GATEApplicationAnnotator is the UIMA annotator that handles mapping the CAS into a GATE document and back again and calling the GATE controller. There is a template TAE descriptor XML file for the annotator provided in the conf directory. Most of the template file can be used unchanged, but you will need to modify the type system definition and input/output capabilities to match the types and features used in your mapping descriptor. If the mapping descriptor references a type or feature that is not defined in the type system, a runtime error will occur.
The annotator requires two external resources:
- The .gapp file containing the saved application state.
- The mapping descriptor XML file.
These must be bound to suitable URLs, either by editing the resourceManagerConfiguration section of the primitive decriptor, or by supplying the binding in an aggregate descriptor that includes the GATEApplicationAnnotator as one of its delegates.
In addition, you may need to set the following Java system properties:
- The path to the GATE config directory. This defaults to gate-config in the same directory as uima-gate.jar.
- The location of the sitewide gate.xml configuration file. This defaults to gate.uima.configdir/site-gate.xml.
- The location of the user-specific gate.xml configuration file. This defaults to gate.uima.configdir/user-gate.xml.
The default config files are deliberately simplified from the standard versions supplied with GATE, in particular they do not load any plugins automatically (not even ANNIE). All the plugins used by your application are specified in the .gapp file, and will be loaded when the application is loaded, so it is best to avoid loading any others from gate.xml, to avoid problems such as two different versions of the same plugin being loaded from different locations.
In addition to the usual UIMA library JAR files, GATEApplicationAnnotator requires a number of JAR files from the GATE distribution in order to function. In the first instance, you should include gate.jar from GATE’s bin directory, and also all the JAR files from GATE’s lib directory on the classpath. If you use the supplied Ant build file, ant documentanalyser will run the document analyser with this classpath. Depending on exactly which GATE plugins your application uses, you may be able to exclude some of the lib JAR files (for example, you will not need Weka if you do not use the machine learning plugin), but it is safest to start with them all. GATE will load plugin JAR files through its own classloader, so these do not need to be on the classpath.

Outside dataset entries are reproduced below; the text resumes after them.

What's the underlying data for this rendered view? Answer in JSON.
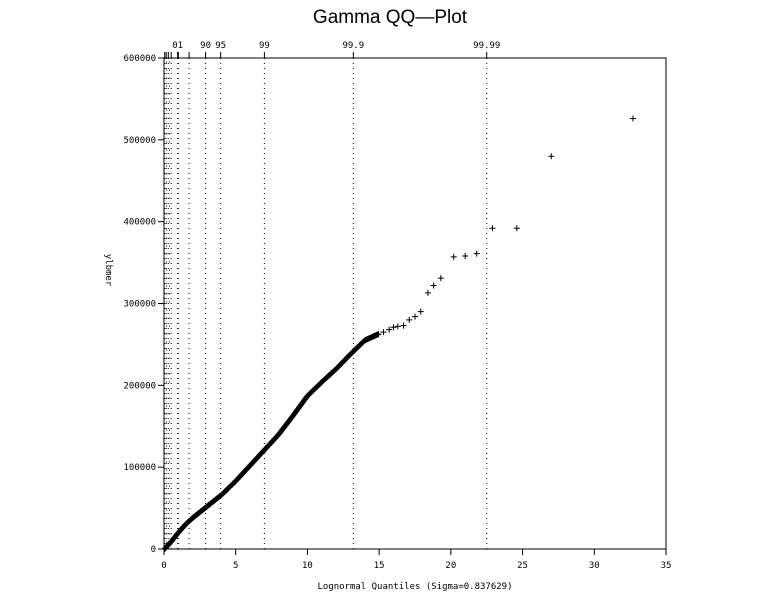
{
  "chart_data": {
    "type": "scatter",
    "title": "Gamma QQ—Plot",
    "xlabel": "Lognormal Quantiles (Sigma=0.837629)",
    "ylabel": "ylbmer",
    "xlim": [
      0,
      35
    ],
    "ylim": [
      0,
      600000
    ],
    "x_ticks": [
      0,
      5,
      10,
      15,
      20,
      25,
      30,
      35
    ],
    "y_ticks": [
      0,
      100000,
      200000,
      300000,
      400000,
      500000,
      600000
    ],
    "percentile_axis": [
      {
        "label": "01",
        "x": 0.95
      },
      {
        "label": "90",
        "x": 2.9
      },
      {
        "label": "95",
        "x": 3.95
      },
      {
        "label": "99",
        "x": 7.0
      },
      {
        "label": "99.9",
        "x": 13.2
      },
      {
        "label": "99.99",
        "x": 22.5
      }
    ],
    "percentile_minor_lines": [
      0.05,
      0.15,
      0.3,
      0.5,
      1.0,
      1.75
    ],
    "curve": [
      [
        0.05,
        0
      ],
      [
        0.2,
        3000
      ],
      [
        0.5,
        9000
      ],
      [
        1.0,
        20000
      ],
      [
        1.5,
        30000
      ],
      [
        2.0,
        38000
      ],
      [
        3.0,
        52000
      ],
      [
        4.0,
        66000
      ],
      [
        5.0,
        83000
      ],
      [
        6.0,
        102000
      ],
      [
        7.0,
        121000
      ],
      [
        8.0,
        140000
      ],
      [
        9.0,
        163000
      ],
      [
        10.0,
        187000
      ],
      [
        11.0,
        204000
      ],
      [
        12.0,
        220000
      ],
      [
        13.0,
        238000
      ],
      [
        14.0,
        255000
      ],
      [
        15.0,
        263000
      ]
    ],
    "outliers": [
      {
        "x": 15.3,
        "y": 265000
      },
      {
        "x": 15.7,
        "y": 268000
      },
      {
        "x": 16.0,
        "y": 271000
      },
      {
        "x": 16.3,
        "y": 272000
      },
      {
        "x": 16.7,
        "y": 273000
      },
      {
        "x": 17.1,
        "y": 280000
      },
      {
        "x": 17.5,
        "y": 284000
      },
      {
        "x": 17.9,
        "y": 290000
      },
      {
        "x": 18.4,
        "y": 313000
      },
      {
        "x": 18.8,
        "y": 322000
      },
      {
        "x": 19.3,
        "y": 331000
      },
      {
        "x": 20.2,
        "y": 357000
      },
      {
        "x": 21.0,
        "y": 358000
      },
      {
        "x": 21.8,
        "y": 361000
      },
      {
        "x": 22.9,
        "y": 392000
      },
      {
        "x": 24.6,
        "y": 392000
      },
      {
        "x": 27.0,
        "y": 480000
      },
      {
        "x": 32.7,
        "y": 526000
      }
    ]
  }
}
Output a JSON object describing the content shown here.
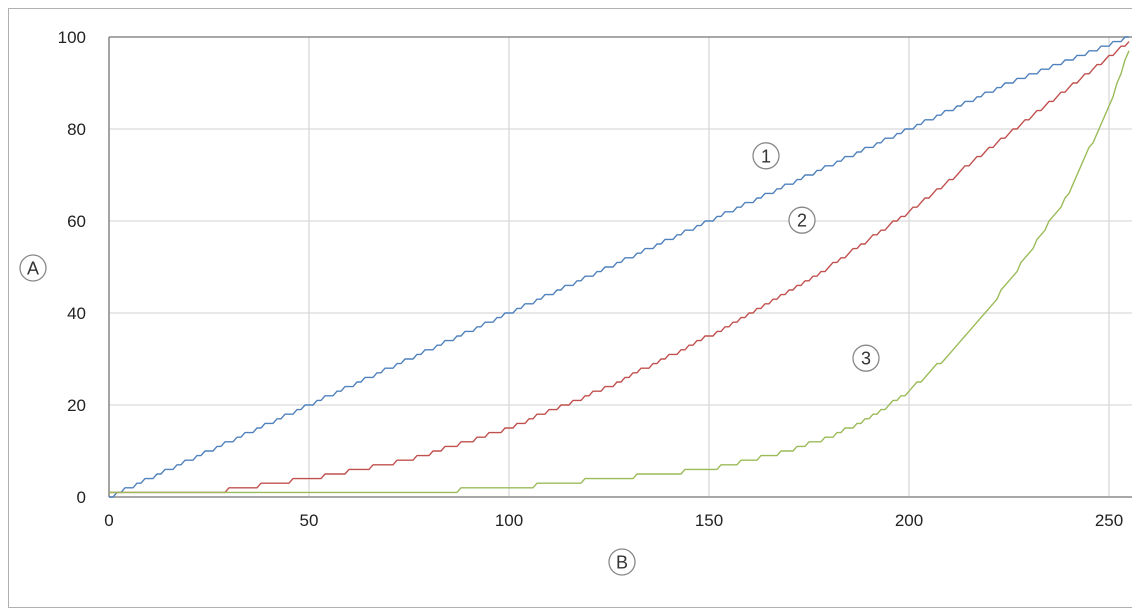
{
  "chart_data": {
    "type": "line",
    "title": "",
    "xlabel": "B",
    "ylabel": "A",
    "xlim": [
      0,
      255
    ],
    "ylim": [
      0,
      100
    ],
    "x_ticks": [
      "0",
      "50",
      "100",
      "150",
      "200",
      "250"
    ],
    "y_ticks": [
      "0",
      "20",
      "40",
      "60",
      "80",
      "100"
    ],
    "grid": true,
    "legend": "none",
    "series": [
      {
        "name": "1",
        "color": "#4f81bd",
        "x": [
          0,
          25,
          50,
          75,
          100,
          125,
          150,
          175,
          200,
          225,
          255
        ],
        "y": [
          0,
          10,
          20,
          30,
          40,
          50,
          60,
          70,
          80,
          90,
          100
        ]
      },
      {
        "name": "2",
        "color": "#c0504d",
        "x": [
          0,
          25,
          50,
          75,
          100,
          125,
          150,
          175,
          200,
          225,
          255
        ],
        "y": [
          1,
          1,
          4,
          8,
          15,
          24,
          35,
          47,
          62,
          79,
          99
        ]
      },
      {
        "name": "3",
        "color": "#9bbb59",
        "x": [
          0,
          25,
          50,
          75,
          100,
          125,
          150,
          160,
          170,
          180,
          190,
          200,
          210,
          220,
          230,
          240,
          250,
          255
        ],
        "y": [
          1,
          1,
          1,
          1,
          2,
          4,
          6,
          8,
          10,
          13,
          17,
          23,
          31,
          41,
          53,
          66,
          85,
          97
        ]
      }
    ]
  }
}
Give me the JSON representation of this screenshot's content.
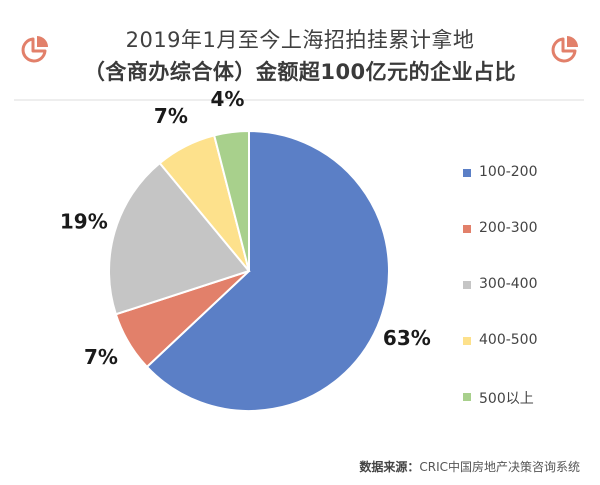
{
  "chart_data": {
    "type": "pie",
    "title": "2019年1月至今上海招拍挂累计拿地",
    "subtitle": "（含商办综合体）金额超100亿元的企业占比",
    "categories": [
      "100-200",
      "200-300",
      "300-400",
      "400-500",
      "500以上"
    ],
    "values": [
      63,
      7,
      19,
      7,
      4
    ],
    "data_labels": [
      "63%",
      "7%",
      "19%",
      "7%",
      "4%"
    ],
    "colors": [
      "#5b7fc6",
      "#e2806a",
      "#c5c5c5",
      "#fde18c",
      "#a8d08c"
    ],
    "legend_position": "right",
    "start": "top, clockwise"
  },
  "source": {
    "label": "数据来源：",
    "text": "CRIC中国房地产决策咨询系统"
  },
  "icons": {
    "left": "pie-chart-icon",
    "right": "pie-chart-icon",
    "color": "#e2806a"
  }
}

Note that the GATE lib directory includes a version of the Apache Xerces XML parser. UIMA also includes an XML parser in its xml.jar. If your program generates unexplained XML parsing exceptions, try removing one or other of the XML parsers from the classpath to see if this solves the problem.
1Strictly speaking, removed from the annotation index, as feature structures cannot be removed from the CAS entirely.
2The Java code implementing this AE is in the examples directory of the uima plugin. The AE descriptor and mapping file are in examples/conf.
3The .gapp file implementing this example is in the test/conf directoriy under the uima plugin, along with the mapping file and the TAE descriptor that will run it.